為了將標準型別轉換為tf.train.Feature相容，可以使用如下函式：

def _bytes_feature(value):
  """Returns a bytes_list from a string / byte."""
  return tf.train.Feature(bytes_list=tf.train.BytesList(value=[value]))

def _float_feature(value):
  """Returns a float_list from a float / double."""
  return tf.train.Feature(float_list=tf.train.FloatList(value=[value]))

def _int64_feature(value):
  """Returns an int64_list from a bool / enum / int / uint."""
  return tf.train.Feature(int64_list=tf.train.Int64List(value=[value]))

需要說明的是，tf.train.*****List的value引數是一個list。 使用上述函式的一些例子：

print(_bytes_feature('test_string'))
print(_bytes_feature(bytes('test_bytes')))
print(_float_feature(np.exp(1)))
print(_int64_feature(True))
print(_int64_feature(1))

在文中，我儲存label是使用int64_list；儲存影象資料是使用float_list，之所以使用float_list，一個是為了能在讀取時的程式碼更加簡單，另外一個就是節省讀取時的CPU資源，缺點是檔案佔用的空間比較大。

2.5、呼叫main函式

對訓練集和驗證集呼叫main函式，完成資料預處理：

if __name__ == '__main__':
    main(_g.TRAIN_LIST, _g.TRAIN_TFRECORDS)
    main(_g.VAL_LIST, _g.VAL_TFRECORDS)

至此，資料的預處理就完成了。

3、讀取預處理後的資料

此部分程式碼主要演示如何使用tf.data.TFRecordDataset讀取tfrecords檔案。使用TFRecordDataset即可以作為tensorflow程式碼所寫的模型的輸入，也可以作為keras模型的輸入，簡直美滋滋。還有其他讀取tfrecords檔案的程式碼，就不多說了。此部分的程式碼實現於inputs_tfrecords.py中。

3.1、匯入庫

# coding=utf-8
# 相容python3
from __future__ import absolute_import
from __future__ import division
from __future__ import print_function

import numpy as np
import multiprocessing as mt
import tensorflow as tf
import cv2
import globals as _g

_g.set_seed()

3.2、定義TFRecordDataset

TFRecordDataset和tf.data.Dataset非常相似，在這裡不做過多的闡述，函式的說明可參見我另外一篇部落格tf.data.Dataset影象預處理詳解的第2部分。

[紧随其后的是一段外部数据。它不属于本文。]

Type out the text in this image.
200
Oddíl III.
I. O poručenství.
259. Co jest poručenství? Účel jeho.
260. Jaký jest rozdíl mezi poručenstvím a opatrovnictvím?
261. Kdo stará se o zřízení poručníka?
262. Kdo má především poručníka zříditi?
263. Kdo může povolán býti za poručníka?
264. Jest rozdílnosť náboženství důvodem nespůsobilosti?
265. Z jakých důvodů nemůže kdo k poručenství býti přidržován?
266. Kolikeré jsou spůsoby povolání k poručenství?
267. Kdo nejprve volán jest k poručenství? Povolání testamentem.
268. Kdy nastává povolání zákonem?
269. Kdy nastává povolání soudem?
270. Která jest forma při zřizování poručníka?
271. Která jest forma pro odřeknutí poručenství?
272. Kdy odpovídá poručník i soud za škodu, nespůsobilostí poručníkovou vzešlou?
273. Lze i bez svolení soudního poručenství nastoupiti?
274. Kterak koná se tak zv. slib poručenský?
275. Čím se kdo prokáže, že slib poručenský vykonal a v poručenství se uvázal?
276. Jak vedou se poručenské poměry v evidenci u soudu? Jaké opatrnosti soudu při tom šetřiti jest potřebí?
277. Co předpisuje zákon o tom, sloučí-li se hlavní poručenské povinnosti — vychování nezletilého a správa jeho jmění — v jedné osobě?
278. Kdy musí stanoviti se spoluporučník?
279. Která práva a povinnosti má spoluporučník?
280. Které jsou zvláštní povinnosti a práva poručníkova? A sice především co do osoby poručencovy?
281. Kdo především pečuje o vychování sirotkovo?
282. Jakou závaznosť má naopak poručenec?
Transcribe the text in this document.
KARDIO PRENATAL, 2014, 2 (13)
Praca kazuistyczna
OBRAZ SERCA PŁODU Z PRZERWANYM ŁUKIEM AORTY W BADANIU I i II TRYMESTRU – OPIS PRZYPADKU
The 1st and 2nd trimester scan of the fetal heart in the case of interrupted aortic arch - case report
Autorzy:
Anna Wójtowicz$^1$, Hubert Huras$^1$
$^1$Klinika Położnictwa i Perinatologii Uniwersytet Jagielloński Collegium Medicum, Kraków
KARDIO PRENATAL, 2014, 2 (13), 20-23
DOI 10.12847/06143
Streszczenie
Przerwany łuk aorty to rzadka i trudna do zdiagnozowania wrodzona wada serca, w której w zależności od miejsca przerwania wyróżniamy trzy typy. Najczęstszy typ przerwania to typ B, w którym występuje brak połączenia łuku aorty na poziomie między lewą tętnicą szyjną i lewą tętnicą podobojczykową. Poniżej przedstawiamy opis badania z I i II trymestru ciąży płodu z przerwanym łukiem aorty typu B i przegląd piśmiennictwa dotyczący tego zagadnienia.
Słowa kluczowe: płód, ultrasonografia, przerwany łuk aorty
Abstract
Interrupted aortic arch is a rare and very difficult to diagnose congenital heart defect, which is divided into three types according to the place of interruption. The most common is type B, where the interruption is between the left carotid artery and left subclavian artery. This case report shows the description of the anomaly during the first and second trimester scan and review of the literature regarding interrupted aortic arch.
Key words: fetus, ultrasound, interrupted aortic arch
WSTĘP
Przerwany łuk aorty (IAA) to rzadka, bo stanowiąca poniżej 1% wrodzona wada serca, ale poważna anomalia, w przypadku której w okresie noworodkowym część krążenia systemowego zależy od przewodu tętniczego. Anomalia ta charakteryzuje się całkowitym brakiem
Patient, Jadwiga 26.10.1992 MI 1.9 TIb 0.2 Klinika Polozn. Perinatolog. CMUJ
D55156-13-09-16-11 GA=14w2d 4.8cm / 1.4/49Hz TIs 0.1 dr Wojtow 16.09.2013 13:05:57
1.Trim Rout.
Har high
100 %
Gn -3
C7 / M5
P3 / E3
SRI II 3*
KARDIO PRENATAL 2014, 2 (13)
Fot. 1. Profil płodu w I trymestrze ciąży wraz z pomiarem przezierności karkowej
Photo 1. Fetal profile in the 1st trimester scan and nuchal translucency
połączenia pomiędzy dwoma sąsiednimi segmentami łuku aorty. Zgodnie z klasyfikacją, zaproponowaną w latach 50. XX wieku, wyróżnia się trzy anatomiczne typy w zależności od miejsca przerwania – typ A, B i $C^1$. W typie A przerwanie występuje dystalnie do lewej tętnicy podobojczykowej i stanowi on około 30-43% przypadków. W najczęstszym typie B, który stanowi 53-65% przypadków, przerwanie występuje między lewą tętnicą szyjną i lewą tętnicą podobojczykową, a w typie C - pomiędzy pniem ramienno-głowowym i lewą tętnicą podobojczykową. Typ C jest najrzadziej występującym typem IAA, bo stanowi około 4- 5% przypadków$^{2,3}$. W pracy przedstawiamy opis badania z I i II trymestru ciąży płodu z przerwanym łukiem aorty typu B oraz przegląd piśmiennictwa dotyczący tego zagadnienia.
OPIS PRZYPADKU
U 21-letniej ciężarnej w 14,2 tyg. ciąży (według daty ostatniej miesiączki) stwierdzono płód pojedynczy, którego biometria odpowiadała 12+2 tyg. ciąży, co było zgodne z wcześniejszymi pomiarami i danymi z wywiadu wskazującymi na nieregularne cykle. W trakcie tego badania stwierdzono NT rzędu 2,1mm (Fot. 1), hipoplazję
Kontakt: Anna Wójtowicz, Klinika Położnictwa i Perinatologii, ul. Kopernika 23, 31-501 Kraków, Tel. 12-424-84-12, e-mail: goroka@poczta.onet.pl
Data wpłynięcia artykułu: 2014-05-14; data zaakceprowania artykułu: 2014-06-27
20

def prepare_dataset(record_name, list_name):
    """
    從record_name指定的TFRecords檔案，初始化一個dataset
    :param record_name: TFRecords檔案路徑
    :param list_name: 與record_name相對應的圖片-標籤對檔案路徑
    """
    # 定義TFRecordDataset
    dataset = tf.data.TFRecordDataset([record_name])
    # 對每個dataset的每個樣本呼叫_parse_function來讀取TFRecords資料
    dataset = dataset.map(_parse_function, mt.cpu_count())
    # 定義batch size大小，非常重要。
    dataset = dataset.batch(_g.TRAIN_BATCH_SIZE)
    # 無限重複資料集
    dataset = dataset.repeat()
    # 返回dataset和訓練一輪需要的步數
    return dataset, compute_steps(list_name)

關於_parse_function
_parse_function是解析TFRecords的函式，實現如下：

def _parse_function(record):
    # 定義一個特徵詞典，和寫TFRecords時的特徵詞典相對應
    features = {
        'label': tf.FixedLenFeature([], tf.int64, default_value=0),
        'image_raw': tf.FixedLenFeature([_g.IMAGE_SIZE, ], tf.float32,)
    }

    # 根據上面的特徵解析單個數據（儲存時的單個Example）
    example = tf.parse_single_example(record, features)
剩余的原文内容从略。